Selon le New York Times, qui s’appuie sur des interviews, mais aussi sur des photos et des listes de personnel, un des hommes identifiés par les autorités turques appartient à l'entourage immédiat du prince héritier. Et trois autres, aux services de sécurité rattachés au prince. Le journal a les noms, les photos avec ben Salmane (qu’il publie), les dates des voyages antérieurs effectués ensemble : ce sont des gens qui se connaissent très bien, ce sont des potes!

Sans oublier le médecin légiste, avec sa scie à os… Car le commando comprenait également un spécialiste en autopsie et en découpage de cadavres, qui avait, lui aussi, été dépêché spécialement sur place. Il s’agirait d’un des plus haut placés du pays, une sorte de médecin légiste en chef. « Tout semble montrer, conclut le journal, que l’intention létale était bien présente dès le début. »

Thèses alternatives… et insoutenables

Avec de tels éléments, la thèse de « l’interrogatoire qui dérape » et de la non-préméditation est de plus en plus difficile à soutenir.
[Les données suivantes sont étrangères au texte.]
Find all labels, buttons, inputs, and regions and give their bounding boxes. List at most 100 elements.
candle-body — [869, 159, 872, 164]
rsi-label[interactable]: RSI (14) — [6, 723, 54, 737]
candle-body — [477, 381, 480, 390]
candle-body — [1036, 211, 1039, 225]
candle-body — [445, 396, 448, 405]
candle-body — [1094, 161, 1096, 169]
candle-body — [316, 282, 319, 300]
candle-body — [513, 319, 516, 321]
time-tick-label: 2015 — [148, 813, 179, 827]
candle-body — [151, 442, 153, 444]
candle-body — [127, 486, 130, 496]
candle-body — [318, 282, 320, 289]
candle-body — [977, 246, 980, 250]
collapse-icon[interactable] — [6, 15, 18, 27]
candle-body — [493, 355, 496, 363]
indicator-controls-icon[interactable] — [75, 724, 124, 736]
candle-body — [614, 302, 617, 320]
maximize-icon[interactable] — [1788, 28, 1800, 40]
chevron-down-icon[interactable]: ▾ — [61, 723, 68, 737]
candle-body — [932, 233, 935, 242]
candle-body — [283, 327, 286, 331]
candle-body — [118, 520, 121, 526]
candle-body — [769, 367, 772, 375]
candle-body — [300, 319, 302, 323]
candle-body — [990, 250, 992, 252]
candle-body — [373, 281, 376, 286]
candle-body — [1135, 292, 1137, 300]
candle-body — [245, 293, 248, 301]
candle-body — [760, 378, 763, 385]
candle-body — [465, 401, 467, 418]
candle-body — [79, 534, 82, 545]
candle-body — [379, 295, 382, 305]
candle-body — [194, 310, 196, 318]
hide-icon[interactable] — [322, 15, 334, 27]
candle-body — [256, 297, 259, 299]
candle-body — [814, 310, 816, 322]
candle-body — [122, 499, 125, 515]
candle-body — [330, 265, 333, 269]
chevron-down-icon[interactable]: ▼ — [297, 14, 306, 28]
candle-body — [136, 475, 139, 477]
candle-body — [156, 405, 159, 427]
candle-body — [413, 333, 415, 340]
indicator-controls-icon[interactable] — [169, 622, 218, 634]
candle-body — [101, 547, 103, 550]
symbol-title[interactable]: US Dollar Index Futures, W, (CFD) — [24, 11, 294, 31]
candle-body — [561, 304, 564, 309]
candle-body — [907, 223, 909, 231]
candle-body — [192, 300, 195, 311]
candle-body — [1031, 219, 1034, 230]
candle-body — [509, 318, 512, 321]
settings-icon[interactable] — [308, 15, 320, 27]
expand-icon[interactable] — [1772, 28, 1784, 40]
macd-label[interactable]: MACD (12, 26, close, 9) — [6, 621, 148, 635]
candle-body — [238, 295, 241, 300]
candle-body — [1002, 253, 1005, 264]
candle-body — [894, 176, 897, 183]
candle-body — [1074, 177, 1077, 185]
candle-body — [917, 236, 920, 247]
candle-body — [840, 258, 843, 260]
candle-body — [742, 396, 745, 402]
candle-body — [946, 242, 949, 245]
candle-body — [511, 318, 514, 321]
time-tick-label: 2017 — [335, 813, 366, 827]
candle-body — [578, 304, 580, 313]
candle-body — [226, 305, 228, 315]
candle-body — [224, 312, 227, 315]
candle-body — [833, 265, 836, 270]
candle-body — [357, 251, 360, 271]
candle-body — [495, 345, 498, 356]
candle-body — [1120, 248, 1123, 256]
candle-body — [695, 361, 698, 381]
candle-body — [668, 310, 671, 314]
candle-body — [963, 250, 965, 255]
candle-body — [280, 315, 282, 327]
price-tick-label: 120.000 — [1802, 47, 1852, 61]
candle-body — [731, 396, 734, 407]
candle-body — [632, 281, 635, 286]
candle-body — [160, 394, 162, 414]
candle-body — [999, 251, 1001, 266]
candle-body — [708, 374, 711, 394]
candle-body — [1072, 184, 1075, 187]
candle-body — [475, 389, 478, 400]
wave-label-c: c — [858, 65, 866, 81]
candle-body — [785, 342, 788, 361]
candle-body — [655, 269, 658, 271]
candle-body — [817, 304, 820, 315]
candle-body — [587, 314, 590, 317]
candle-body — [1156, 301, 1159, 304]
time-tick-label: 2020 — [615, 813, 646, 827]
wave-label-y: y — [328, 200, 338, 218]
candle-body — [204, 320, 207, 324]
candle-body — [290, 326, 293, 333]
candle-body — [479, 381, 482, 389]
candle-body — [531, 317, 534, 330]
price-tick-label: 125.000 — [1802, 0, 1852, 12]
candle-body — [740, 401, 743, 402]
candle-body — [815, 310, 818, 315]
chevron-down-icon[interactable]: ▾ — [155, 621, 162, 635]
Idem pour la thèse concomitante de « l’innocence de Mohammed ben Salmane », l’autre « angle » qu’on essaie de vendre, soit l’idée que des éléments des services secrets de l’Arabie saoudite auraient agi d’eux-mêmes, sans autorisation ni commande en haut lieu! Mais ça non plus, ça ne tient plus debout.

À Washington, on entend maintenant des sénateurs qui ruent dans les brancards. Y compris des républicains comme Lindsay Graham : les mêmes qui viennent de faire passer en force la nomination du juge Kavanaugh à la Cour suprême. Mais qui, cette fois, ne semblent pas prêts – en tout cas, pas tous – à suivre la ligne télégraphiée par le département d’État et la Maison-Blanche.

Une ligne qui consiste, en substance, à dire : « Dans l’affaire Khashoggi, concoctons ensemble une version satisfaisante de l’événement, puis passons l’éponge et lavons bien! » Mais Lindsay Graham n’est pas d’accord et réclame la démission du prince héritier Mohammed ben Salmane. D’autres politiciens vont jusqu’à demander une suspension des ventes d’armes à Riyad.

Donc, il y a de l’eau dans le gaz entre les deux pays, mais leurs dirigeants en plus haut lieu semblent décidés à y aller d’un solide maquillage. Et de poursuivre le « business as usual »… au détriment de la vérité.

Mais devant l’évidence de l’horreur, on peut se demander : arriveront-ils à faire avaler de si gros poissons?